As a charity, we work on a number of important campaigns in addition to running the disabled access review website. Here are a few campaigns we think might be relevant for you in your role as a health and social care professional.
The Access Survey
The Access Survey is the longest running survey of its kind in the UK. It gives an annual insight into what disabled people think of access provision in public places and spaces.
Each year people share what they’ve found good and not so good about access at the places they visit and rate how accessible they find different types of venues.
The survey is carried out from October to December with the results published the following year. The survey is open to disabled people, their family and friends as well as individuals who work closely with disabled people such as carers or healthcare professionals. In 2019 over 1,000 took part and shared their views.

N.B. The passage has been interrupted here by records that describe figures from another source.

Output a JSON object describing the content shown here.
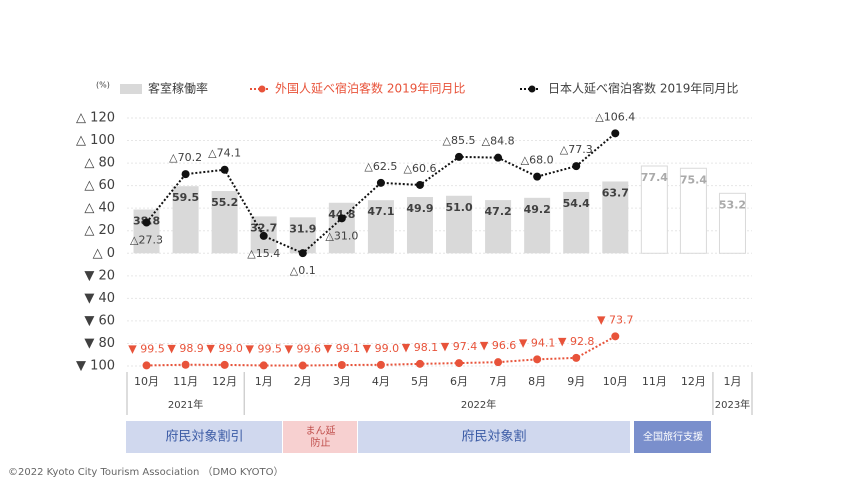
{
  "chart_data": {
    "type": "bar-line",
    "unit_label": "(%)",
    "categories": [
      "10月",
      "11月",
      "12月",
      "1月",
      "2月",
      "3月",
      "4月",
      "5月",
      "6月",
      "7月",
      "8月",
      "9月",
      "10月",
      "11月",
      "12月",
      "1月"
    ],
    "years": [
      {
        "label": "2021年",
        "span": 3
      },
      {
        "label": "2022年",
        "span": 12
      },
      {
        "label": "2023年",
        "span": 1
      }
    ],
    "ylim": [
      -100,
      120
    ],
    "yticks": [
      {
        "value": 120,
        "label": "△ 120"
      },
      {
        "value": 100,
        "label": "△ 100"
      },
      {
        "value": 80,
        "label": "△ 80"
      },
      {
        "value": 60,
        "label": "△ 60"
      },
      {
        "value": 40,
        "label": "△ 40"
      },
      {
        "value": 20,
        "label": "△ 20"
      },
      {
        "value": 0,
        "label": "△ 0"
      },
      {
        "value": -20,
        "label": "▼ 20"
      },
      {
        "value": -40,
        "label": "▼ 40"
      },
      {
        "value": -60,
        "label": "▼ 60"
      },
      {
        "value": -80,
        "label": "▼ 80"
      },
      {
        "value": -100,
        "label": "▼ 100"
      }
    ],
    "grid": true,
    "series": [
      {
        "name": "客室稼働率",
        "kind": "bar",
        "color": "#d9d9d9",
        "values": [
          38.8,
          59.5,
          55.2,
          32.7,
          31.9,
          44.8,
          47.1,
          49.9,
          51.0,
          47.2,
          49.2,
          54.4,
          63.7,
          77.4,
          75.4,
          53.2
        ],
        "value_labels": [
          "38.8",
          "59.5",
          "55.2",
          "32.7",
          "31.9",
          "44.8",
          "47.1",
          "49.9",
          "51.0",
          "47.2",
          "49.2",
          "54.4",
          "63.7",
          "77.4",
          "75.4",
          "53.2"
        ],
        "outlined": [
          false,
          false,
          false,
          false,
          false,
          false,
          false,
          false,
          false,
          false,
          false,
          false,
          false,
          true,
          true,
          true
        ]
      },
      {
        "name": "外国人延べ宿泊客数 2019年同月比",
        "kind": "line",
        "color": "#e8533a",
        "dash": true,
        "values": [
          -99.5,
          -98.9,
          -99.0,
          -99.5,
          -99.6,
          -99.1,
          -99.0,
          -98.1,
          -97.4,
          -96.6,
          -94.1,
          -92.8,
          -73.7,
          null,
          null,
          null
        ],
        "value_labels": [
          "▼ 99.5",
          "▼ 98.9",
          "▼ 99.0",
          "▼ 99.5",
          "▼ 99.6",
          "▼ 99.1",
          "▼ 99.0",
          "▼ 98.1",
          "▼ 97.4",
          "▼ 96.6",
          "▼ 94.1",
          "▼ 92.8",
          "▼ 73.7",
          null,
          null,
          null
        ]
      },
      {
        "name": "日本人延べ宿泊客数 2019年同月比",
        "kind": "line",
        "color": "#111111",
        "dash": true,
        "values": [
          27.3,
          70.2,
          74.1,
          15.4,
          0.1,
          31.0,
          62.5,
          60.6,
          85.5,
          84.8,
          68.0,
          77.3,
          106.4,
          null,
          null,
          null
        ],
        "value_labels": [
          "△27.3",
          "△70.2",
          "△74.1",
          "△15.4",
          "△0.1",
          "△31.0",
          "△62.5",
          "△60.6",
          "△85.5",
          "△84.8",
          "△68.0",
          "△77.3",
          "△106.4",
          null,
          null,
          null
        ]
      }
    ],
    "periods": [
      {
        "label": "府民対象割引",
        "color": "#d0d8ee"
      },
      {
        "label": "まん延\n防止",
        "color": "#f7d0d0"
      },
      {
        "label": "府民対象割",
        "color": "#d0d8ee"
      },
      {
        "label": "全国旅行支援",
        "color": "#7a8fcc"
      }
    ],
    "footer": "©2022 Kyoto City Tourism Association （DMO KYOTO）"
  }
}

The 2019 survey showed that:
- The vast majority (93%) of disabled people try to find information on a place’s accessibility before visiting somewhere new
- It is not uncommon for this information to be inaccurate (77%) or hard to find (70% of people are using two or more sources)
- 79% have experienced a disappointing trip or had to change plans at last minute because of poor accessibility
- More than half (53%) of disabled people feel unconfident about visiting new places
Red Cord Cards
This lifesaving project educates people about the importance of red emergency cords and makes accessible toilets safer. Thanks to the support of individuals and venues across the UK we’ve already distributed over 60,000 Red Cord Cards!
What are Red Cord Cards?
Red Cord Cards are pocket-sized splash-proof notices designed to hang on red emergency cords in accessible toilets. They remind everyone of the importance of keeping the cord hanging freely so that it could be reached by someone lying on the ground.
The text on each card reads: ‘This red emergency cord must hang freely all the way to the floor. If it does not, it may prevent a disabled person from asking for help.’
Our cards are designed to easily slide onto emergency cords without setting off the alarm and are printed in an easy-to-read font.
What is the problem?
Far too often red emergency cords are cut too short, tied up or placed out of reach. This means that someone in distress might not be able to use the cord to raise the alarm to ask for assistance. Sometimes people can be left stuck for extended periods of time without any other way of asking for help.
How to use Red Cord Cards
Add Red Cord Cards to every red emergency cord you see, that way it will remind everyone to leave correctly positioned cords as they are, and it will alert venues and staff to cords that are not safe and need to be fixed.
Individuals, health professionals and social care professionals can all order these cards free of charge. If you or any of your service users would like to get involved and help make more accessible toilets safer then please complete this form to request Red Cord Cards today. If you require a larger quantity (more than 20 Red Cord Cards), please email your request to firstname.lastname@example.org.
Euan’s Guide Forum
Shortly after the coronavirus lockdown was introduced, we turned our attention to enabling people to find a new way to stay connected and find things to do. We are a charity all about making it easier to get out and find accessible places to visit so we wanted to create an online community where people could go to find and share interesting things to do will we are all staying in and self-isolating. Our solution was Euan’s Guide Forum, a platform designed to be a positive space to share advice, ideas, suggestions and support. Like our review website, this online community has been designed for disabled people, their family and friends. Users will be able to contribute their own ideas and shape the platform to work for them. We hope to have Euan’s Guide Forum continue alongside our review website long after the lockdown has lifted.
The forum is a great alternative for anyone looking to limit their news consumption or the amount of time they spend on social media. It covers a wide range of interests, from staying physically active, creative ideas, recipes, what to watch and listen to, ways to learn new skills, game ideas, self care tips, and more!